Green's excitement quickly turned to disappointment, when he realized he didn't get the gig.
"He called me back and said, 'Man, you don't have enough followers on Facebook,'" Green remembers.
Green, who now has upwards of 750,000 Facebook followers, learned that lesson the hard way.
"I was like, 'I don't even really have Facebook. What's that got to do with anything?'" Green remembers. "Then I realized social media was a big part of it, and all that stuff. So I got all that."
How Riley Green Got His Start In Country Music
Green calls his success in country music "very accidental," and he isn't wrong. Green was actually working in construction, and performing around his native Alabama on weekends for a little extra cash.
"I was playing a Mexican restaurant in Jacksonville, Alabama every week for about $150 a night," Johnson recalls on Southern Living's Biscuits & Jam podcast (via Country Now). "And there would be 50, 60 people in there.

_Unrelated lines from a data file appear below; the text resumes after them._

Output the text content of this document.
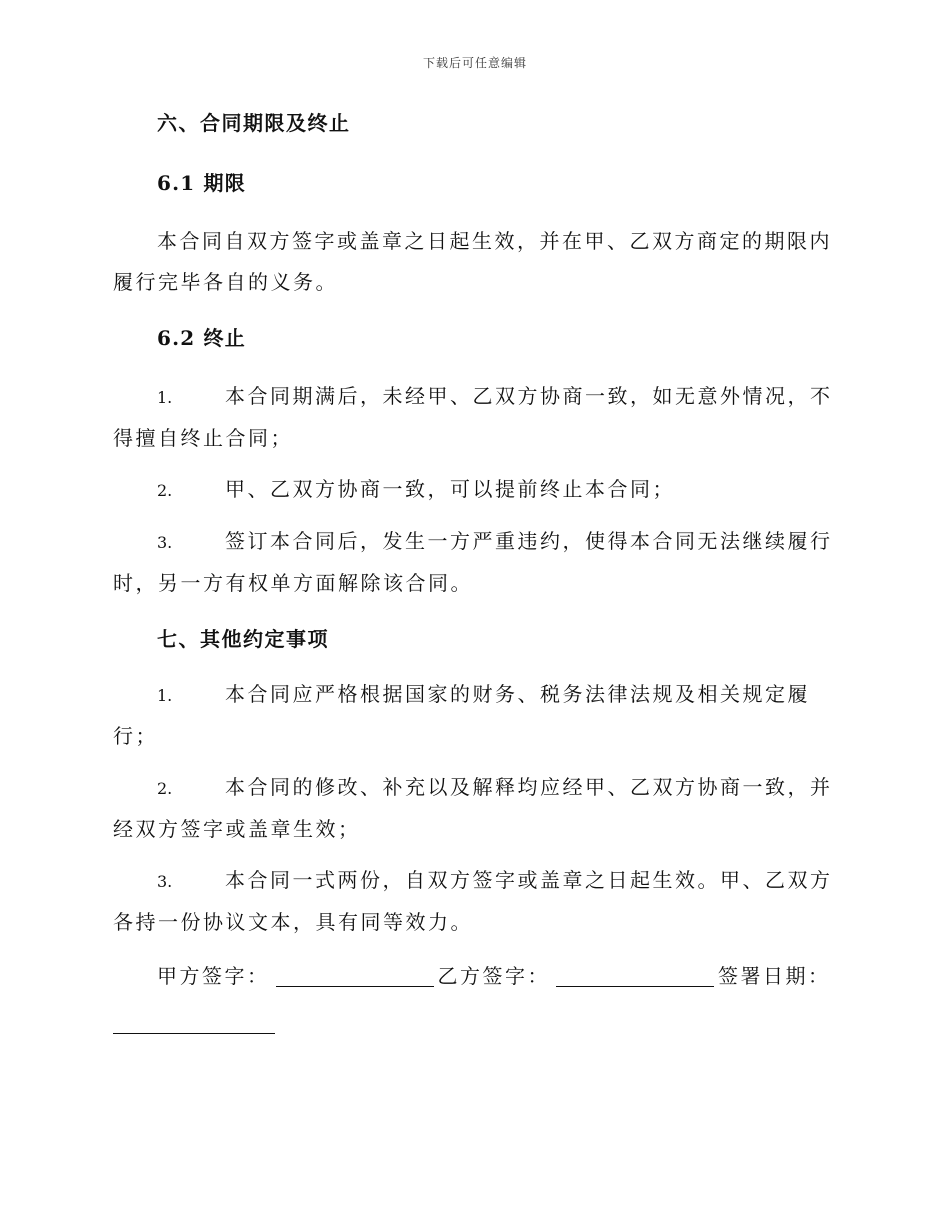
下载后可任意编辑
六、合同期限及终止
6.1 期限

本合同自双方签字或盖章之日起生效，并在甲、乙双方商定的期限内履行完毕各自的义务。

6.2 终止

1.	本合同期满后，未经甲、乙双方协商一致，如无意外情况，不得擅自终止合同；

2.	甲、乙双方协商一致，可以提前终止本合同；

3.	签订本合同后，发生一方严重违约，使得本合同无法继续履行时，另一方有权单方面解除该合同。

七、其他约定事项

1.	本合同应严格根据国家的财务、税务法律法规及相关规定履行；

2.	本合同的修改、补充以及解释均应经甲、乙双方协商一致，并经双方签字或盖章生效；

3.	本合同一式两份，自双方签字或盖章之日起生效。甲、乙双方各持一份协议文本，具有同等效力。

甲方签字：	乙方签字：	签署日期：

I did that for about eight years."
One night, Green was invited to play at Iron City, a venue about 70 miles from his home. It unintentionally changed everything for him.
"I said, 'Man, that place holds 1,300 people. It'll be empty, you know?'" the "Don't Mind If I Do" singer recalls. "And finally, he talked me into coming down there, and I think it was 1,260 people showed up. I had no clue anybody knew who I was in Birmingham. So it was kind of an eye-opening moment that I might have a chance to have a career in music, you know? 'Cause I was just doing it on the weekends, when I wasn't framing houses, as a hobby."